Economic figures give mixed message
The economy grew at its fastest pace since 2006 last year according to revised official figures that showed growing exports helped boost performance in the final quarter.
But figures from the Office for National Statistics (ONS) showed the annual current account deficit widening to a record level while separate monthly data revealed a slowdown in the UK's dominant services sector in January.
One economist predicted that a sluggish start to 2015 could herald a disappointing set of growth figures for the first quarter, due to be published a week ahead of the general election.
Today's data showed GDP rose by 2.8% in 2014, up from a previous estimate of 2.6% and accelerating from the rate of 1.7% the year before.
It confirmed the UK as the fastest growing of the G7 major advanced economies.
Annual growth was last stronger in 2006 when it was 3%.
GDP grew by 0.6% in the final quarter of 2014, up from a previous estimate of 0.5%, helped by a strong contribution from trade, as export growth was revised up strongly.
Third quarter growth was revised down slightly but the figures also showed expansion for the first three months of last year revised up to 0.9%, the best quarterly rate since the middle of 2010.
Chancellor George Osborne hailed the figures, writing on Twitter: "GDP revised upwards from 2.6% to 2.8% for 2014. Confirms UK as clearly fastest growing major advanced economy."
But shadow chancellor Ed Balls said: "This is the slowest recovery for 100 years and the Tories have failed to deliver the sustained rises in living standards they promised."
The figures also showed GDP per head grew by 2.2% in 2014.
This is seen as a key measure because it indicates that the size of the economy per person is growing even as the population expands. But it remains 1.2% below levels before the economic downturn.
The ONS also said household spending grew by 0.6%, or £1.6 billion, in the fourth quarter, though this was a slowdown on the previous quarter.
There was a 0.9% slump in business investment in the last three months of 2014 but this was better than a previous estimate of a 1.4% decline.
Britain's current account deficit narrowed in the period as exports grew but for the year as a whole it increased to £97.9 billion, up from £76.7 billion in 2013. It is now 5.5% of GDP, the highest percentage level since records began in 1948.
This rise was mainly due to UK earnings on investment abroad decreasing and foreign earnings on investment in the UK increasing. For the year, export growth slowed while imports accelerated.
Meanwhile separate ONS data showed the dominant services sector, which represents three quarters of output, shrank by 0.2% in January.
Scotiabank economist Alan Clarke said that combined with disappointing data so far from the construction and industrial production sectors, it suggested that GDP growth could post a slowdown to 0.4% or 0.5% for the first quarter.
The ONS first estimate of growth for the period will be published on April 28, just over a week before the General Election on May 7.

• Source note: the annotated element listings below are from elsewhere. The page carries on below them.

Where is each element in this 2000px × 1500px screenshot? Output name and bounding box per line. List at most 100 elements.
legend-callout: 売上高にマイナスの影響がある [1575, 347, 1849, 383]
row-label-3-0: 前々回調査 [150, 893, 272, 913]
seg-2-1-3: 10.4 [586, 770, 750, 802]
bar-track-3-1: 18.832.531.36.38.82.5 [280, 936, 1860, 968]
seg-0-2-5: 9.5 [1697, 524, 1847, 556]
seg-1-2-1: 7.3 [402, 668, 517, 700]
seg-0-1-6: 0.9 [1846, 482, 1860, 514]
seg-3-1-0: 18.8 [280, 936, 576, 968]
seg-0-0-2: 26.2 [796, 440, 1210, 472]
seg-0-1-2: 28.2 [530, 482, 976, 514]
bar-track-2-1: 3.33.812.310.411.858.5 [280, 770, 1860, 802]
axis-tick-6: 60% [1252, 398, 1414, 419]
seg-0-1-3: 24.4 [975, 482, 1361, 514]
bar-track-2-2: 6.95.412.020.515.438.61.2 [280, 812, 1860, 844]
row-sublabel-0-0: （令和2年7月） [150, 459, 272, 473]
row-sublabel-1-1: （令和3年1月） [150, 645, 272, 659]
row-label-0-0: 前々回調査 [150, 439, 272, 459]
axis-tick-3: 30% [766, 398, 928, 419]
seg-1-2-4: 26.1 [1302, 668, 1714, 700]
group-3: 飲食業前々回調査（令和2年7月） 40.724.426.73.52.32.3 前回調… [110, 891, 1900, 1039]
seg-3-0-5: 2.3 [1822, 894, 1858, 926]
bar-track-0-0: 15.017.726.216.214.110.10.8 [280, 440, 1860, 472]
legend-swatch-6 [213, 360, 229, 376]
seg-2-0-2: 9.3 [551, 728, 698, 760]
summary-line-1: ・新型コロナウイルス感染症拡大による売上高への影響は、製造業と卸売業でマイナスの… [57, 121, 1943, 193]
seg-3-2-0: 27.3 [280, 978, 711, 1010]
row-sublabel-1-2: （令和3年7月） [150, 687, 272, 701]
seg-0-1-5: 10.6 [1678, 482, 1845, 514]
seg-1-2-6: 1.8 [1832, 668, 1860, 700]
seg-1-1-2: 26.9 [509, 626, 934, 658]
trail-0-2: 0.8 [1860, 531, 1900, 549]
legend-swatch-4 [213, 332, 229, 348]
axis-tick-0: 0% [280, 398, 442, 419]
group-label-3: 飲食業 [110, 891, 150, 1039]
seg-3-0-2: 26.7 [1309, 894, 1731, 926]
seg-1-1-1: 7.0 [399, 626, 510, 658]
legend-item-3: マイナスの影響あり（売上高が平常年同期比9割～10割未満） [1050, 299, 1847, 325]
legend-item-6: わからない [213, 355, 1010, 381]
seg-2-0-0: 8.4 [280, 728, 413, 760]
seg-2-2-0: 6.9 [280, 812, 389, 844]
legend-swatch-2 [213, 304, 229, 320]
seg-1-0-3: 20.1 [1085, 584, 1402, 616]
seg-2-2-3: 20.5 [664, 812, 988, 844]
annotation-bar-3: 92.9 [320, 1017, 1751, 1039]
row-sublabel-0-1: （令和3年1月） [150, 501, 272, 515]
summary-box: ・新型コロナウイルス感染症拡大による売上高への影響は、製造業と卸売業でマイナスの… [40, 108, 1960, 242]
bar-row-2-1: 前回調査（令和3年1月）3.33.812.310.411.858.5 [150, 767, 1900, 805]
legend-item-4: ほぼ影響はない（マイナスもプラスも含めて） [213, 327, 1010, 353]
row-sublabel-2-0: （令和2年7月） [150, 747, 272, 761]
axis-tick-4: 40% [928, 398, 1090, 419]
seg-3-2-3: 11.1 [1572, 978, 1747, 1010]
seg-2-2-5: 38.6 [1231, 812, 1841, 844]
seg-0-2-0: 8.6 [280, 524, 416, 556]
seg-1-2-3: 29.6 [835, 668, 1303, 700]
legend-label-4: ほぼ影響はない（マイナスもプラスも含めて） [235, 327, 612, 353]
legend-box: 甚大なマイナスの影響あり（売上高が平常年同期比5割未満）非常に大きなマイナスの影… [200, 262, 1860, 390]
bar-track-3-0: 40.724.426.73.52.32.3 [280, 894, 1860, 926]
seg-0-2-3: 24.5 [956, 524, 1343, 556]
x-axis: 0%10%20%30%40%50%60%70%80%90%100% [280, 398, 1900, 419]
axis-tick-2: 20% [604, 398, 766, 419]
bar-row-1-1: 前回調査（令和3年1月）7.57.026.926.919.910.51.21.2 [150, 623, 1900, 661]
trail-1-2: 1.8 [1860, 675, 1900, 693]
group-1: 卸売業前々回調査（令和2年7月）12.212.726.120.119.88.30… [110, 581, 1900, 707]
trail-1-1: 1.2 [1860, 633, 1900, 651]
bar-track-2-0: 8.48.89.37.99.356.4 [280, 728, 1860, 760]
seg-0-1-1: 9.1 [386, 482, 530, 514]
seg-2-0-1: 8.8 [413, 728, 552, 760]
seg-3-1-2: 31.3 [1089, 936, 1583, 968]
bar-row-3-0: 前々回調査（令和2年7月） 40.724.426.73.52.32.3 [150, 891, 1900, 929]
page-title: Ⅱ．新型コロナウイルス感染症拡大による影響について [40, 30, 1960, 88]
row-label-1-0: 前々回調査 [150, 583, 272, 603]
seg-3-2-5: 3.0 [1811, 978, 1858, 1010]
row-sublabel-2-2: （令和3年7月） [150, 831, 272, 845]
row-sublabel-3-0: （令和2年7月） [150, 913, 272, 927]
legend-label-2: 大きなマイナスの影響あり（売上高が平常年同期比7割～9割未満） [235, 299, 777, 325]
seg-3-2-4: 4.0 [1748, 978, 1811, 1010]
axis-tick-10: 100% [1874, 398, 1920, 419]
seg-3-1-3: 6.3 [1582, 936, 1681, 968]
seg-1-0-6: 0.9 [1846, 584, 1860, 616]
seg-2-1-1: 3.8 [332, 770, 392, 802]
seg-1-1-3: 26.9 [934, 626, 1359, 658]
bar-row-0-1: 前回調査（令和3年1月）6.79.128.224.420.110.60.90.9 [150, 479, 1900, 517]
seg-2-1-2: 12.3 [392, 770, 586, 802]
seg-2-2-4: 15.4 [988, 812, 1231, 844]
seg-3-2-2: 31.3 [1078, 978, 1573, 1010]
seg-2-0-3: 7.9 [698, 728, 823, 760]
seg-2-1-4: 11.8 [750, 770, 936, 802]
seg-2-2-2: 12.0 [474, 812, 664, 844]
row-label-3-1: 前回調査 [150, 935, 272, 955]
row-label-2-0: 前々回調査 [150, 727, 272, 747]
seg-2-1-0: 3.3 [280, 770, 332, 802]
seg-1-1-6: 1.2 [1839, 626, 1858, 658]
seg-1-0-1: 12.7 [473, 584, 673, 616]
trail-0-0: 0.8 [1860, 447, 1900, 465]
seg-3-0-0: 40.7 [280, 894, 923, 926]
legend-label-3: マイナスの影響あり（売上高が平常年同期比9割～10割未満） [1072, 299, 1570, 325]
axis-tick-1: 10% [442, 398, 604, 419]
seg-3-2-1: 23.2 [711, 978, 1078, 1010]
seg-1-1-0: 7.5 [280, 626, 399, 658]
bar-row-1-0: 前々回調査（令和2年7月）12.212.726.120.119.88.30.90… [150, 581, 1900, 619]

Mr Clarke said: "The lower oil price is going to give growth a boost but we are probably going to have to wait for Q2 for that to have happened and by that time the next government will be in power."
Vicky Redwood, chief UK economist at consultancy Capital Economics, said the latest figures "leave the economic recovery at the end of last year looking a bit stronger than before, although the large current account deficit casts something of a cloud".
Howard Archer, chief UK and European economist at IHS Global Insight, said the Conservatives and Liberal Democrats would welcome the GDP upgrade.
But he added: "Any prolonged political uncertainty following May's General Election would be liable to at least temporarily weigh down on growth, particularly through leading to increased business caution over investment."
David Kern, chief economist at the British Chambers of Commerce, said: "While the upgrade in growth is positive, some of the details are concerning and highlight the need to shift our economy towards a more sustainable model.
"As in recent quarters, services and consumer spending were the main drivers of the economy. But while a healthy consumer sector is vital to the UK economy, it is clear we need a greater contribution from exports and investment."